Historic Enniscorthy farm raised eyebrows when it sold for a record-breaking $17 million in 2001, an all-time high for Albemarle County property.

Little more than a year later, the estate was in the news again when its new owner, former Tyco chief financial officer Mark Swartz, was indicted along with extravagant party thrower/former CEO Dennis Kozlowski for allegedly bilking the company of $600 million.

Since October, the two have been on trial in New York for, among other things, using $170 million in company loans to buy homes, art, and a $6,000 shower curtain for Kozlowski's New York apartment.

On December 1, a former Tyco manager testified that she took care of Kozlowski and Swartz's personal finances while on the Tyco payroll, including paying the bills for Swartz's farm and Kozlowski's yacht.

As part of an asset forfeiture action, the government has frozen $600 million of Kozlowski and Swartz's assets, including the pricey rolling hills of Enniscorthy.

"They can't divest without notifying the court," says Barbara Thompson at the Manhattan DA's office. "I'm sure they can pay bills for the farm because the court wants to maintain the assets."

The trial is expected to continue through January. If Swartz is convicted, "the court will rule on the seizures," says Thompson.

The news that Enniscorthy may fall into government hands has local realtors in a speculative frenzy.

"Everybody is falling all over themselves to list it or offer it to a client," says real estate agent Jim Bonner, who sold the then 100-acre estate for John Kluge in 1993 to John Pickett, former part-owner of the New York Islanders hockey team, for $1.6 million. Pickett subsequently picked up more land.
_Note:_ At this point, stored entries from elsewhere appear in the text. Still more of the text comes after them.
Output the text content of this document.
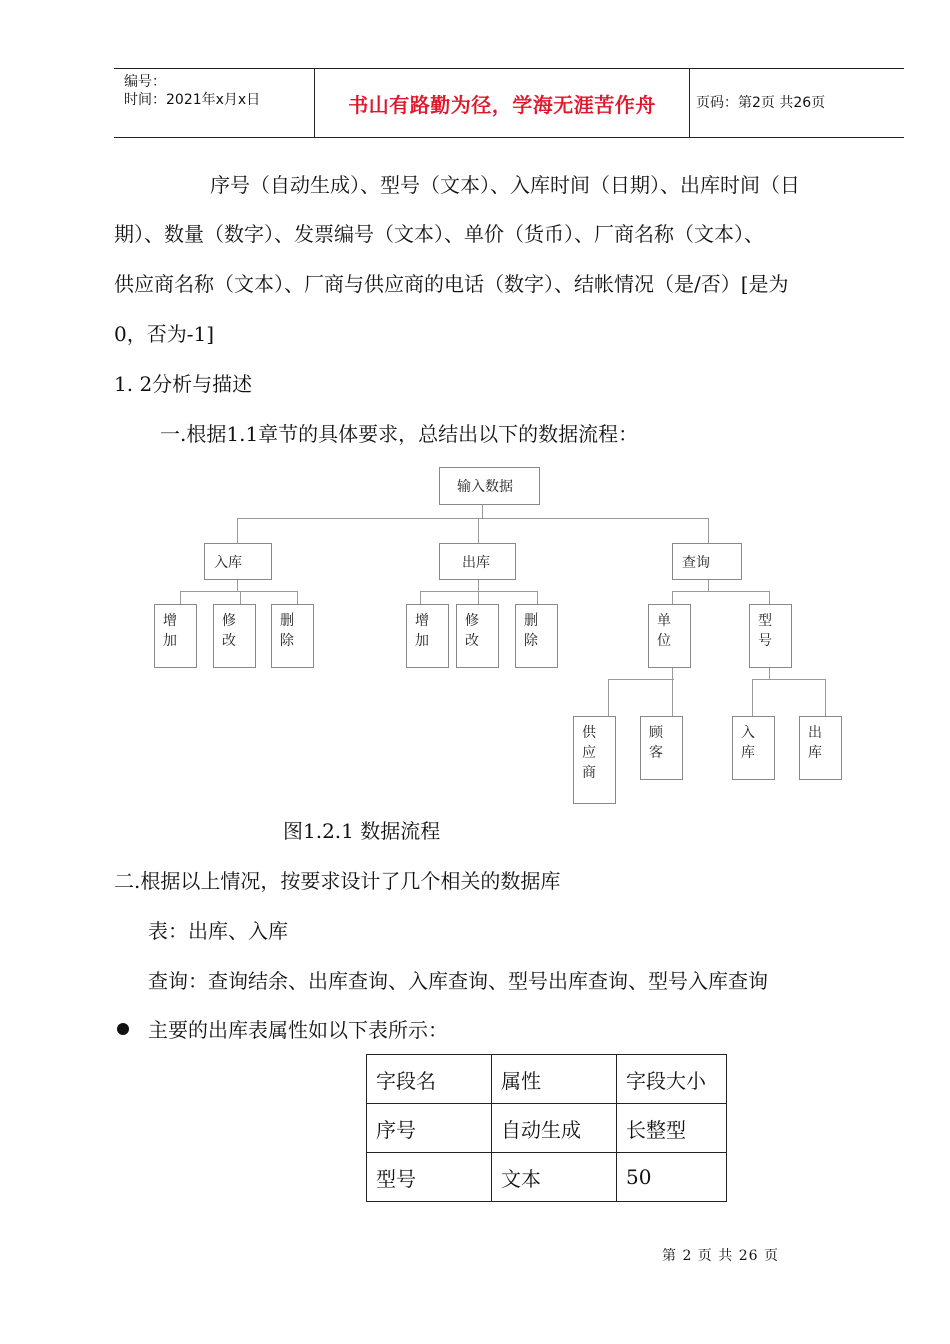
编号：
时间：2021年x月x日	书山有路勤为径，学海无涯苦作舟	页码：第2页 共26页
序号（自动生成）、型号（文本）、入库时间（日期）、出库时间（日
期）、数量（数字）、发票编号（文本）、单价（货币）、厂商名称（文本）、
供应商名称（文本）、厂商与供应商的电话（数字）、结帐情况（是/否）[是为
0，否为-1]
1. 2分析与描述
一.根据1.1章节的具体要求，总结出以下的数据流程：
输入数据
入库	出库	查询
增
加
修
改
删
除
增
加
修
改
删
除
单
位
型
号
供
应
商
顾
客
入
库
出
库
图1.2.1 数据流程
二.根据以上情况，按要求设计了几个相关的数据库
表：出库、入库
查询：查询结余、出库查询、入库查询、型号出库查询、型号入库查询
主要的出库表属性如以下表所示：
字段名	属性	字段大小
序号	自动生成	长整型
型号	文本	50
第 2 页 共 26 页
Bonner calls Enniscorthy, with its 1850 federal-style mansion and now nearly 1,400 acres, "a unique trophy property."

Swartz's purchase of the estate through Sea Ridge LLC hid the actual purchase price and dodged about $50,000 in transaction taxes. A reliable source pegs the price at $17 million.
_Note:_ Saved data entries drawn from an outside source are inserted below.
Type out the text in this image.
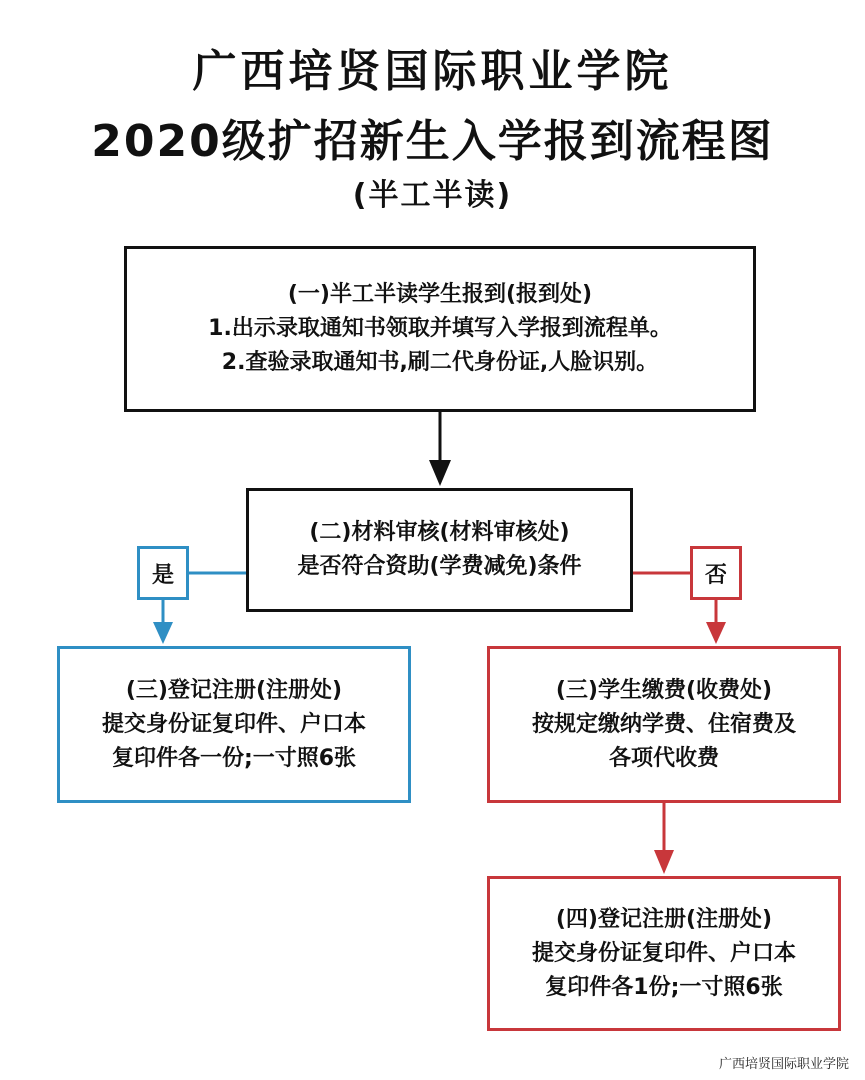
广西培贤国际职业学院
2020级扩招新生入学报到流程图
(半工半读)
(一)半工半读学生报到(报到处)
1.出示录取通知书领取并填写入学报到流程单。
2.查验录取通知书,刷二代身份证,人脸识别。
(二)材料审核(材料审核处)
是否符合资助(学费减免)条件
是	否
(三)登记注册(注册处)
提交身份证复印件、户口本
复印件各一份;一寸照6张
(三)学生缴费(收费处)
按规定缴纳学费、住宿费及
各项代收费
(四)登记注册(注册处)
提交身份证复印件、户口本
复印件各1份;一寸照6张
广西培贤国际职业学院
As recently reported in The Hook, a challenger for highest-price bragging rights could be Chapel Springs Farm.

A 1,622-acre property in Free Union, Chapel Springs is listed for $19.5 million by broker Venable Minor, father of internet millionaire Halsey Minor. The broker did not return calls by press time to confirm ownership, but the online pictures of a brick house and a massive white horse barn resemble Burning Daylight Farm, one of the two massive Albemarle estates which the younger Minor purchased when CNet, the company he founded, was thriving.

In 2001, Enniscorthy was listed for a whopping $22 million, and Bonner admits he was "very" surprised at the amount Swartz paid for the property– and how quickly it sold.

If it goes on the market, will Enniscorthy keep its position as most expensive estate in Albemarle? "It's hard to imagine anyone would want to sell it for less," says Bonner. "The reality may be different."

As for Swartz's notoriety, "I don't think it would help," Bonner says. "I don't think that's the sort of celebrity you want. People may think he could pay anything, and the price could be inflated."

Over at Enniscorthy, farm life continues normally, according to farm manager Bob Albert. "We've been working the cows and getting them ready to breed," he says.

Asked about the last time Swartz visited his country estate, Albert replies, "Well ma'am, that's none of your business."

Swartz's continued ownership depends on whether he's convicted and whether the government seizes the property. For now, a representative from Swartz's Manhattan attorney, Charles Stillman, tells The Hook, "It's not for sale."

Enniscorthy was once a Coles family plantation.